Most major installations in the United States that use electrical power have backup systems in case the normal electrical supply becomes disabled. Typical examples include large office buildings, hospitals, public utility systems, and municipal facilities. Frequently, the source of the backup electrical power is a bank of interconnected electrolytic storage cells, such as the common lead-acid storage cell, which retain electrical charge for conversion to electrical current. Since it is often unpredictable when such systems will be called upon to supply their emergency function, it is critical that they be maintained at or near their greatest possible efficiency. Accordingly, the users of such systems have frequently put in place preventive maintenance and/or repair procedures.

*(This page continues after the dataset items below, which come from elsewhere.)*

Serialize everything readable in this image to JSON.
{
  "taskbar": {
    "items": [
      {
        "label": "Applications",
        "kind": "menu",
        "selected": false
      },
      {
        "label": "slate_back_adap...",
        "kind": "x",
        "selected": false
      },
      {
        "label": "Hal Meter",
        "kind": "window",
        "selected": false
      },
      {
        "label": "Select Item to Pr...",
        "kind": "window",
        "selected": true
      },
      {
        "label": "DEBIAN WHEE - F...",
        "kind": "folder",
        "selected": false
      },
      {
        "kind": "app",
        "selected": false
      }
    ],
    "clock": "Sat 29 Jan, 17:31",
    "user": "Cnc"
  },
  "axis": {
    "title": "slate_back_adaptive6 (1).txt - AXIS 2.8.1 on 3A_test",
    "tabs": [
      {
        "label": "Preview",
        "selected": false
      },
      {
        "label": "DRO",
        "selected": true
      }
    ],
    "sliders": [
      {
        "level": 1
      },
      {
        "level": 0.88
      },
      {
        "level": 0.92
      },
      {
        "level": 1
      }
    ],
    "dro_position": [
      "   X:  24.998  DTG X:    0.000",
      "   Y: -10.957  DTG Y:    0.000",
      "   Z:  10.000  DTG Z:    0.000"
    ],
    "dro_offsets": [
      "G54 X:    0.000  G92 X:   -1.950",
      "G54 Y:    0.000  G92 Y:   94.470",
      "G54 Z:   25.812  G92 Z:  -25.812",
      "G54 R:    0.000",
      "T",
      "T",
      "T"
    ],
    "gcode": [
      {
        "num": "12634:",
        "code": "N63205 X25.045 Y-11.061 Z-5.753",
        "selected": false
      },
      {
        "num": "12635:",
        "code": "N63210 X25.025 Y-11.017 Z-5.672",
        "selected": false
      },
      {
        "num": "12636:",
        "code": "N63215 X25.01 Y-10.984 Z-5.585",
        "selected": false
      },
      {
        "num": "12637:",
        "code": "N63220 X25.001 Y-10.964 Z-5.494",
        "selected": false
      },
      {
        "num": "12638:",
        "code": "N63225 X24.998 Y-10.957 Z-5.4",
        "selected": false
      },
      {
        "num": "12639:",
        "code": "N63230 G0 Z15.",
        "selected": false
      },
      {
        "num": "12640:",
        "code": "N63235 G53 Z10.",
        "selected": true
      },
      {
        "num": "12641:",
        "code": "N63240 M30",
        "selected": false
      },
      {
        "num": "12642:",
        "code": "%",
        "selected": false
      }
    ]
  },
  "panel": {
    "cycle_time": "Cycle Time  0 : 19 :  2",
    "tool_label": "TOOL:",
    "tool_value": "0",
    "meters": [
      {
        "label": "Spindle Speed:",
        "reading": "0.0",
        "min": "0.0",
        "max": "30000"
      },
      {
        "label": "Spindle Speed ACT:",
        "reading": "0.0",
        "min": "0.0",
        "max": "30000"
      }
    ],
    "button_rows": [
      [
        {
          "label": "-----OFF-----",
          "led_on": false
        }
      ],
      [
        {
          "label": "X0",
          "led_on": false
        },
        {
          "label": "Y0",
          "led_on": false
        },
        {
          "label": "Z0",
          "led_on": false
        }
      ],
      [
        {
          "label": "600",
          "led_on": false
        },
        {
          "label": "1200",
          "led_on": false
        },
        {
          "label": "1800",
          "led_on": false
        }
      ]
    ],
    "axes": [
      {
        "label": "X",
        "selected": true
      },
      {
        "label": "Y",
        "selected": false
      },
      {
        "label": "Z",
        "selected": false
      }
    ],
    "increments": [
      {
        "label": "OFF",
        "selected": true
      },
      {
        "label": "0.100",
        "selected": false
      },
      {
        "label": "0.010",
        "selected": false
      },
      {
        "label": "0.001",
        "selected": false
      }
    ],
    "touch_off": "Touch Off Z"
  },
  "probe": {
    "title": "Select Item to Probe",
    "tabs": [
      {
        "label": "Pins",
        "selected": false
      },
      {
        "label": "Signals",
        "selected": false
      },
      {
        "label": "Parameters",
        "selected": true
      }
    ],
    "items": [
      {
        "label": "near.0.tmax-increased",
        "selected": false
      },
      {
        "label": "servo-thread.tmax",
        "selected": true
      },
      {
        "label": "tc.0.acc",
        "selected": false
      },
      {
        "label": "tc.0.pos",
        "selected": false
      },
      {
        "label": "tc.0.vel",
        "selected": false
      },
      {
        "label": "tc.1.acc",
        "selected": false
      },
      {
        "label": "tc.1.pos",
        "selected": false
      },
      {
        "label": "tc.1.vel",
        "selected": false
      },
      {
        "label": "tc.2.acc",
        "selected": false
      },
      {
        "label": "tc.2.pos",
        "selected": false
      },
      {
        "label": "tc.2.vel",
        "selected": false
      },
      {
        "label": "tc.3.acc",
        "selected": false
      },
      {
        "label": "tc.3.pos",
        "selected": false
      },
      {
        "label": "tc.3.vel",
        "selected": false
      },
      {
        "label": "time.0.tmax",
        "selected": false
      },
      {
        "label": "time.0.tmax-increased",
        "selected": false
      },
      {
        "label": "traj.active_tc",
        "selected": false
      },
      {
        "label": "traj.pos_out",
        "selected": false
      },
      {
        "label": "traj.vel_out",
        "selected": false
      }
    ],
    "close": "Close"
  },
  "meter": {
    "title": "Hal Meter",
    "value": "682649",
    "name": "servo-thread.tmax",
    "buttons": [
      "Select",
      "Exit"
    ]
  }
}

Among the popular present methods for maintaining and/or repairing a large array of storage cells are: 1) to wait until some cell in the array fails; 2) to periodically replace the cells in the array, thereby reducing the chance that any one of the cells will fail when the array is called upon for its emergency purpose; or 3) to periodically test each cell in the array. A problem with the first method is that great expense can be incurred should the array fail when it is needed. A problem with second method is that it may be unnecessarily expensive and wasteful to periodically replace cells that may not be defective. A problem with the third method is that each individual cell must be separately checked with intrusive tests of the cell's electrolyte, which is typically a combination of various fluids such as water (H.sub.2 O) and sulfuric acid (H.sub.2 SO.sub.4).
Accordingly, it would be useful to have a method for monitoring and maintaining such arrays when and only when such services are required.